“Imagined Conversations with a Dead Greek” would be a better title for this tour of an ancient way of living, Stoicism. Most of the chapters start out with an imagined conversation with Stoicism’s founder, Epictetus, who came across as the kind of guy I’d avoid in a pub, and the author, who seems like the kind of guy who’d have been more interesting to bump into in a pub before he was afflicted with Epictetus’s friendship.
The Stoic philosophy of life as presented is a very moral one: a virtue ethics, which depends on the wisdom to choose. As such, it boils down to moderation in everything. As a person who enjoys occasional bouts of excess, I guess the part of the book I didn’t like was the substance. I’m not sure I want to be the type of person who never gets smashed, never f*cks up and never bites off more than I can chew.

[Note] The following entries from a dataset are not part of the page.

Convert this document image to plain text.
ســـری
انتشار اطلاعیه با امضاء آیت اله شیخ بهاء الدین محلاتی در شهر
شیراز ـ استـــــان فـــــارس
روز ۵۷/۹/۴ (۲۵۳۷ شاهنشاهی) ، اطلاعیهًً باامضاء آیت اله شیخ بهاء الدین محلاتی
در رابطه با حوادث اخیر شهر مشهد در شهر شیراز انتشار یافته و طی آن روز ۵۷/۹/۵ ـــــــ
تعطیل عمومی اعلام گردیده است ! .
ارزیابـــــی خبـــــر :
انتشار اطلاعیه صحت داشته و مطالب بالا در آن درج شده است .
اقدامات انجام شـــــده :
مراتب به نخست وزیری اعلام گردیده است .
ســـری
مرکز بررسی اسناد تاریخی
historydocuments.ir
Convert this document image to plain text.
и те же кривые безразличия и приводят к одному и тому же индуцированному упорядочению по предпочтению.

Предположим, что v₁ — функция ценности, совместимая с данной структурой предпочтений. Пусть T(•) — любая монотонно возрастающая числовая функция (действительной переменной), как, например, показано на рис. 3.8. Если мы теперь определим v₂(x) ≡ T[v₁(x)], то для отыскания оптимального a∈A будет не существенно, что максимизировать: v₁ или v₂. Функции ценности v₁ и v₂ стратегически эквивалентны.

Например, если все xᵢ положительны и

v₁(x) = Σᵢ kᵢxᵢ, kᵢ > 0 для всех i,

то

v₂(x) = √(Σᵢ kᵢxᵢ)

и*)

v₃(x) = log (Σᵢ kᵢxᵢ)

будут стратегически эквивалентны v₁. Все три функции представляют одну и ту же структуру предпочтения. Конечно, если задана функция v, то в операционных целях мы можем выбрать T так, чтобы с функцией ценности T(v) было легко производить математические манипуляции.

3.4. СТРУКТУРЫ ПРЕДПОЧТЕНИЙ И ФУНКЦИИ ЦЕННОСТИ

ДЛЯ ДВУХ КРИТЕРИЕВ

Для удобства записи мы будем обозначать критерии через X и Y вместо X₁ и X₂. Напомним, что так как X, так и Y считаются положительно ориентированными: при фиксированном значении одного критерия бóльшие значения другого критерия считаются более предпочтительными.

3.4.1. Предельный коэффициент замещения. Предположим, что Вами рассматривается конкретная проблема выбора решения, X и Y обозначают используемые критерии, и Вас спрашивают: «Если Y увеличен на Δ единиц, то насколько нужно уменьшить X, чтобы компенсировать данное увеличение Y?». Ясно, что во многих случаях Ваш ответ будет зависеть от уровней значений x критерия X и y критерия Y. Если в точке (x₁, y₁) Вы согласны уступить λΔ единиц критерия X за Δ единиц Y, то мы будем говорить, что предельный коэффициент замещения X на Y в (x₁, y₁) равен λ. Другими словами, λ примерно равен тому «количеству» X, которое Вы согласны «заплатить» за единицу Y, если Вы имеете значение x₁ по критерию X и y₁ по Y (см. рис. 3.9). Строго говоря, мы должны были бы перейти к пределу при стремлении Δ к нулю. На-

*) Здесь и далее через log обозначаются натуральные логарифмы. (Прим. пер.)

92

Setting that to one side, Pigliucci does a good job of exposition. His examples are real, some are amusing and some are quite moving. His comments on euthanasia are apposite, and the accepting Stoic attitude towards death is well set out. (For a contrasting one, read the Tibetan Book of Living and Dying.) Although he comes close at times, the author never gets preachy, although at times something very close to a false modesty creeps in.
Nevertheless, the book left me feeling informed rather than convinced. And that, I guess, was its fatal flaw.